Мой милый ландыш (зачеркнуто с особым усилием)

      Из глаз градом полились слезы, заставив парня прерваться: «Успокойся, тряпка!» — Склонился над письмом еще раз, крепче сжав перо.

«Ландыш. Возможно, это письмо окажется сумбурным набором слов, потому что мне сложно сформулировать мысль после всего, что случилось.

Мне режет сердце мысль о твоей связи с этой замухрышкой, Эллинор и поверь, в тот день, я готов был придушить вас обоих. И я не могу даже представить, как и при каких условиях это произошло.

Ты всегда был для меня ангелом, готовым своим светом излечить любую душу. Помню тот день на лимане… Еще в начале нашего пути, когда мы прибежали грязные и мокрые в отель, сводя с ума твою сестру, в тот день ты стоял против ветра, словно нежная паутинка на ветру, что развивалась так легко, но при этом была прочна и готова выдержать любую неудачу, что упадёт на неё. Я полюбил тебя тогда, хотя я этого не понимал. Попал, как глупый мотылёк в паутину и барахтался-барахтался, пока не сдался.

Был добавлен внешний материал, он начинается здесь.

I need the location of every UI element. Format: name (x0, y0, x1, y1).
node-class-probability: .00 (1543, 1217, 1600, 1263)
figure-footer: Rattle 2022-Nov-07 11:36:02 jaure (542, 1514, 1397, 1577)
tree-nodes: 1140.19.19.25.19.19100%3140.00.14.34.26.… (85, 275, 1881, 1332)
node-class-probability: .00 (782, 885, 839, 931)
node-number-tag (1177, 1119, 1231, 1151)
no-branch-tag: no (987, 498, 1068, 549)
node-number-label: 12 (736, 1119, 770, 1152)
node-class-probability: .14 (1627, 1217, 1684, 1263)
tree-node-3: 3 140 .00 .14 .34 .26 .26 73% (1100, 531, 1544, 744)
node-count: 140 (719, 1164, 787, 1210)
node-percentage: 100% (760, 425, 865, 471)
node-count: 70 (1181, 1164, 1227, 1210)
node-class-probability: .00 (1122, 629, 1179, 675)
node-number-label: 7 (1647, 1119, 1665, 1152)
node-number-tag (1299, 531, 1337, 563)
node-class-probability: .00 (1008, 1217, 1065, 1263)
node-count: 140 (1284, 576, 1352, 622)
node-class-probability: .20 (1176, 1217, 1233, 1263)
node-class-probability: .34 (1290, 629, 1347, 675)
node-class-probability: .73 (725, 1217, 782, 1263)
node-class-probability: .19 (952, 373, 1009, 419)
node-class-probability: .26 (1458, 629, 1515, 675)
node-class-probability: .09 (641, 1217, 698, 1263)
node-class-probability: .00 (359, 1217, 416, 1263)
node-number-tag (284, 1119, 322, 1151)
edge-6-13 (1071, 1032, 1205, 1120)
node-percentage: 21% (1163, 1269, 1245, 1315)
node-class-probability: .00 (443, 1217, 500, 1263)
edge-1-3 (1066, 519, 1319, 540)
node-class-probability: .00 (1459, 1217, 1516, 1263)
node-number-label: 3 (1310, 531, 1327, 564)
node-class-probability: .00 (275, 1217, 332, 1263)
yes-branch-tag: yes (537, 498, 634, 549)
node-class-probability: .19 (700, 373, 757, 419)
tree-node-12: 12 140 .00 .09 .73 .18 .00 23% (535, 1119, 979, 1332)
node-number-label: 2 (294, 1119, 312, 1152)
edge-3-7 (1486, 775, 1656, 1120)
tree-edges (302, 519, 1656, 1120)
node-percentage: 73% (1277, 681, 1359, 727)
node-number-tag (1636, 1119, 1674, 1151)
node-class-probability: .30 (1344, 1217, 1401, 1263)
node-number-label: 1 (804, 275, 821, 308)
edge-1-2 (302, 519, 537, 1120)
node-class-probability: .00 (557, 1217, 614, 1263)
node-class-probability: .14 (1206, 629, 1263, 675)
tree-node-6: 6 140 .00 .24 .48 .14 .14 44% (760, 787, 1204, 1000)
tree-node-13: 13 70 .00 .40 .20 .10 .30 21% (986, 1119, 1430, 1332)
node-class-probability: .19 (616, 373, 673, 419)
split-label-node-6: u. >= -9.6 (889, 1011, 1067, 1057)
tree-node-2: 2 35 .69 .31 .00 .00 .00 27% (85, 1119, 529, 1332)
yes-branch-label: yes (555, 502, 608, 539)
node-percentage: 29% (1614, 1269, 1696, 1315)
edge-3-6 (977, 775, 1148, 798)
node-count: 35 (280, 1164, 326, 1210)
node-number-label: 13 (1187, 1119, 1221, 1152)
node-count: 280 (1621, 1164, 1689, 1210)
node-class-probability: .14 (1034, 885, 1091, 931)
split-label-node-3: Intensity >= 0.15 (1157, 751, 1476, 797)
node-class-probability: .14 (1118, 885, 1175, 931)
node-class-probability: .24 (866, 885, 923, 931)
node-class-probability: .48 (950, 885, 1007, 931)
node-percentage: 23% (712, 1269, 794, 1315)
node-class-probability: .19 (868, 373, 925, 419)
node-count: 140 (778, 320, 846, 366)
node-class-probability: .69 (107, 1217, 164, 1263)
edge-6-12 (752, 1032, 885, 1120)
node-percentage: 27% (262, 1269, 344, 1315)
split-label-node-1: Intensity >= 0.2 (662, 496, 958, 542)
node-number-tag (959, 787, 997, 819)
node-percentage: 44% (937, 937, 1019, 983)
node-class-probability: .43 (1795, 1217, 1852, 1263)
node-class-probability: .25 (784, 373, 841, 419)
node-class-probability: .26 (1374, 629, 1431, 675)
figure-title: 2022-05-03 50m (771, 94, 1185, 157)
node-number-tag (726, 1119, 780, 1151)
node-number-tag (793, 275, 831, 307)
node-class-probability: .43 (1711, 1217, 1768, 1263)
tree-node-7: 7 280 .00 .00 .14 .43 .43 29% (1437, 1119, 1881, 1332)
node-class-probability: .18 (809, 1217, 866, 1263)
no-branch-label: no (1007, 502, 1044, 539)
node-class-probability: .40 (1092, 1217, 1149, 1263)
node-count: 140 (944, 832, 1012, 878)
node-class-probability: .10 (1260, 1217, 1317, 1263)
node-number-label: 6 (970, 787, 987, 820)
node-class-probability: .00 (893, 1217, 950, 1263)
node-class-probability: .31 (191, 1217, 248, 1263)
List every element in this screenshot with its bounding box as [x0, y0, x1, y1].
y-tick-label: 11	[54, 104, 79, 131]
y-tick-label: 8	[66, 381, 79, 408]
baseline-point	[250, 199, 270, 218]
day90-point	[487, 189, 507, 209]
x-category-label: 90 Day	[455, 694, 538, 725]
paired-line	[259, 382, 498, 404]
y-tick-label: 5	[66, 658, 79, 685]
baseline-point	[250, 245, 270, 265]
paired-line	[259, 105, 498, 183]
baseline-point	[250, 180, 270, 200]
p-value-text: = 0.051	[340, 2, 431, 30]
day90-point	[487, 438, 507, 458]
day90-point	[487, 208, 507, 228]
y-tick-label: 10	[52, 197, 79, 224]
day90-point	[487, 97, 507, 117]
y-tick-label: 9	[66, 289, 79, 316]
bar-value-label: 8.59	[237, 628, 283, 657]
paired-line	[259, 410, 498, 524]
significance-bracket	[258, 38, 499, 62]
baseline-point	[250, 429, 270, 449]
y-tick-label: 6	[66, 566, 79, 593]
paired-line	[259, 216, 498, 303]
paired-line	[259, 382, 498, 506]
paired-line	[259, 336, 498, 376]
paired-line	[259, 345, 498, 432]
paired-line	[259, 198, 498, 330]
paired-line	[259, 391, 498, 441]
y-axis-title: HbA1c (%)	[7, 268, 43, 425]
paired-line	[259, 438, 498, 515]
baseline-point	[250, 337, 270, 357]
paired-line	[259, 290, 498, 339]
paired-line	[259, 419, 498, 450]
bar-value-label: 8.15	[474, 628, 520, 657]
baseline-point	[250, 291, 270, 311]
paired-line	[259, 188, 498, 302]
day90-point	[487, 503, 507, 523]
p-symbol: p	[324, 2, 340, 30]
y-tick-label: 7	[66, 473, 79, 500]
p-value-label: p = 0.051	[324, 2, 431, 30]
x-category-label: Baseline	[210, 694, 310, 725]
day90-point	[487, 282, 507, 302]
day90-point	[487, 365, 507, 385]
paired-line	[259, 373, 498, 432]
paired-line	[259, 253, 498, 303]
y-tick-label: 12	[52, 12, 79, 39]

И я люблю тебя сейчас, когда паук высосал все соки и невозможно дальше дышать.

И как я хочу узнать, что послужило причиной твоего поступка. И что произошло в твоей голове, почему мой нежный ландыш так быстро завял, и я обязательно это узнаю.

Мне бесконечно стыдно и больно за тот поступок, как я ударил тебя, а ты, не желая причинять мне вред, просто стоял, принимая свою участь. Ты никогда не желал мне вреда и был готов отдать последнее, что у тебя есть. И я не верю, что такой цветок, как ты, ландыш, способен плюнуть так глубоко в душу, нет. Прошла неделя. Или больше? Как мы расстались, возможно навсегда. Я не знаю. Не хочу этого знать, мне страшно думать, что я больше никогда не увижу ту лучезарную улыбку и бесцветные глаза измазанного в краске юноши, не ощущу твои прикосновения, не услышу разговоры шёпотом перед сном и беззвучный смех, не отведаю красных яблок на крыше сарая. Я бросал косточки через себя, а ты, неодобрительно смотрев, складывал в кармашек. Не почувствую запах ландышевого масла, которое ты так любишь добавлять в воду. Я боюсь этого, наверное, больше смерти. И принимаю это как данность. Я не смогу простить того, что ты сделал. Никогда не смогу. Прости меня за это. Хотя, можешь не прощать, я уже многого успел натворить. Я пишу это письмо, возможно, на прощание, потому что боюсь, что мне не хватит мужества сказать тебе все в лицо. Ты показал мне, что быть слабым — не порок, и сейчас я слаб, как никогда раньше. Можешь не отвечать на это, если хочешь. Сожги, порви, да хоть съешь это проклятое письмо.»

Когда-то (всегда) твой, Берт Франсуа Буше.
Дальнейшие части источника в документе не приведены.